Disagreement among Indian government officials is delaying a ban on corn exports, the trade said on Tuesday, but added that such a move was inevitable as demand in the domestic market would exceed supplies.
Corn production is likely to be 12.75 million tonnes in the crop year between October 2006 and September 2007, official say. Demand during this period is expected to be 14 million tonnes.
India earlier this month struck its first corn export deals in many years, taking advantage of shrinking global supplies, selling about 150,000 tonnes of corn to Indonesia, Malaysia and Sri Lanka.
The spurt in exports have boosted domestic corn prices and cut into supplies, especially for the poultry sector, a major consumer, traders say.

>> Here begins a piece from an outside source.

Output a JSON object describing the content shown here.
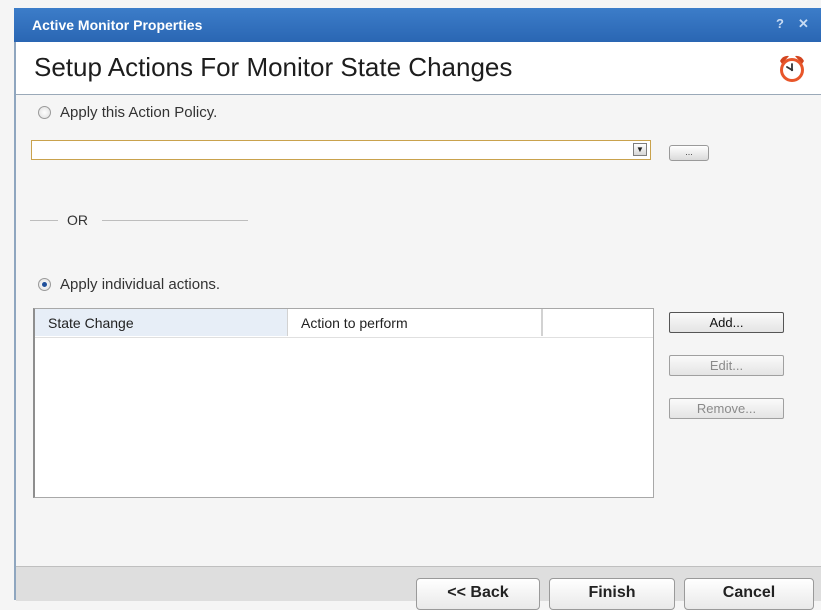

A top industry official said the commerce ministry was open to the idea of imposing a ban, but the agriculture ministry was not convinced the measure was needed. He said poultry firms had requested a ban and a lowering of duties on corn imports.

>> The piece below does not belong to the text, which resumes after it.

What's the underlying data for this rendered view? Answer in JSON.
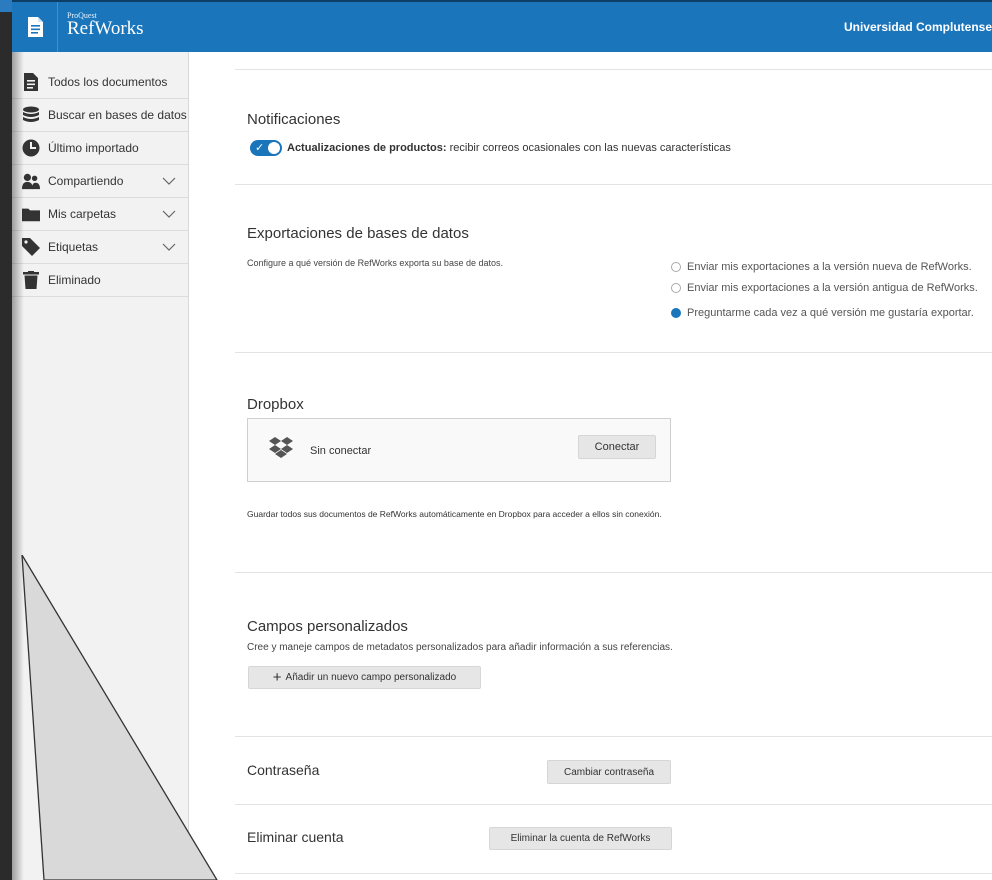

"We are trying to convince the agriculture ministry to take a decision," the official said.
India currently imposes a 15 percent duty on corn imports, making purchases from overseas expensive.
Manish Kumar Gupta, managing director of Gujarat Ambuja Exports Ltd., said a ban could be in place within two weeks.
"One round of corn exports has been done. If there is no ban, it looks like there will be a second round," he said."